Menawarkan pengalaman omnichannel yang menarik dulu merupakan ujung tajam dari retail. Sekarang itu adalah persyaratan untuk bertahan hidup.

Lebih dari sepertiga orang Amerika telah menjadikan fitur omnichannel seperti membeli online untuk diambil di toko sebagai bagian dari rutinitas berbelanja mereka sejak pandemi, dan hampir dua pertiga dari individu tersebut berencana untuk terus melakukannya.

Pembeli muda adalah yang paling antusias tentang cara-cara baru berbelanja. Sebagian besar konsumen Gen Z bahkan tidak memikirkan batas-batas saluran tradisional, menurut penelitian kami, dan mereka semakin mengevaluasi merek dan retailer berdasarkan kelancaran pengalaman mereka.

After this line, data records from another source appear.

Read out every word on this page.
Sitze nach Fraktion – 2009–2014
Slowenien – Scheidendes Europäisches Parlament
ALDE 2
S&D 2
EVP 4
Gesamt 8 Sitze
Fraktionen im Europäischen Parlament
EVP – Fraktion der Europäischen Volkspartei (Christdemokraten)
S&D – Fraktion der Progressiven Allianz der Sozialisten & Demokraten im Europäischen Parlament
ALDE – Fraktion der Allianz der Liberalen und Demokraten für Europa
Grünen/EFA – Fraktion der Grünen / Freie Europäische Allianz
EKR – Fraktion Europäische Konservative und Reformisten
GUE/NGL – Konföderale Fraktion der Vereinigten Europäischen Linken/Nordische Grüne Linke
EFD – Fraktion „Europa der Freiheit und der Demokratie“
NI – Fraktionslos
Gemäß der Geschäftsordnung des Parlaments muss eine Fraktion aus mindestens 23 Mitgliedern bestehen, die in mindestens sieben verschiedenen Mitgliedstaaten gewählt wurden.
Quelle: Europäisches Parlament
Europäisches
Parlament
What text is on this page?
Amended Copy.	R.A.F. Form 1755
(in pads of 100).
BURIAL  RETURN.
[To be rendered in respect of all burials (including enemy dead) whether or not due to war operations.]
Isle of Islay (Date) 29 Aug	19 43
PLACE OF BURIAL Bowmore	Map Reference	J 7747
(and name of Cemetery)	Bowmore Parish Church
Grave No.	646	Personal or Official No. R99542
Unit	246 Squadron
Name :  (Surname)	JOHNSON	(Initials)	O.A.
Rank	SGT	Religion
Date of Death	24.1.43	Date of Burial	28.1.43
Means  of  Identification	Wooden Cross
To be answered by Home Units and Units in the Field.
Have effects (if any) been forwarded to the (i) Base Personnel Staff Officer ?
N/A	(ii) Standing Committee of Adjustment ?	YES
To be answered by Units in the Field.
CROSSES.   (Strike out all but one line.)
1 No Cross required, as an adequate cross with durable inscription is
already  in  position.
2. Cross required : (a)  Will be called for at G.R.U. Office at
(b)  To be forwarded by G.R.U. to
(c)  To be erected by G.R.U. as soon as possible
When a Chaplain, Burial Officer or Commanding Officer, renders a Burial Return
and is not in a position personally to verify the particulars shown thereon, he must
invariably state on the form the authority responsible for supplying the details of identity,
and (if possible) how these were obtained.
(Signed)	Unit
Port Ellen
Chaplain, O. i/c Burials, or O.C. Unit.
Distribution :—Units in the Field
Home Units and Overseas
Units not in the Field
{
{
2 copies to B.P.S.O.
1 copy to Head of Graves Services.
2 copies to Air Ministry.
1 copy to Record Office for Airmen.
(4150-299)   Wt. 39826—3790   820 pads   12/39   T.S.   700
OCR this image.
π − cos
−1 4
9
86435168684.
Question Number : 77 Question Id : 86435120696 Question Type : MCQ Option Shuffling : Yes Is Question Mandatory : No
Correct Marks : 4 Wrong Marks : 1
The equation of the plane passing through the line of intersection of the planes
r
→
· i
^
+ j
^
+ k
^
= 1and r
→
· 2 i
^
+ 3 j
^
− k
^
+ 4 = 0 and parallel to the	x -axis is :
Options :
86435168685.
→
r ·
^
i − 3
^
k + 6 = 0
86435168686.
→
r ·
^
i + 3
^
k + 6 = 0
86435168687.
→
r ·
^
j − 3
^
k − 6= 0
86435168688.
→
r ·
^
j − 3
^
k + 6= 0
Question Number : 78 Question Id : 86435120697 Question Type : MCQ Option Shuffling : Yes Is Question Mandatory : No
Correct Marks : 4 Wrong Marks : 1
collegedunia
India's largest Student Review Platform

Tetapi sebelum retailer bergegas untuk memperluas kemampuan omnichannel mereka, mereka perlu melangkah mundur dan mempertimbangkan faktor penggerak nilai untuk bisnis spesifik mereka.

Jika tidak, dengan banyak pendekatan dan teknologi untuk dipilih, dan tekanan margin yang tajam, retailer dapat berinvestasi pada hal yang salah dan cepat terjatuh ke dalam spiral menurun yang dapat menghancurkan nilai.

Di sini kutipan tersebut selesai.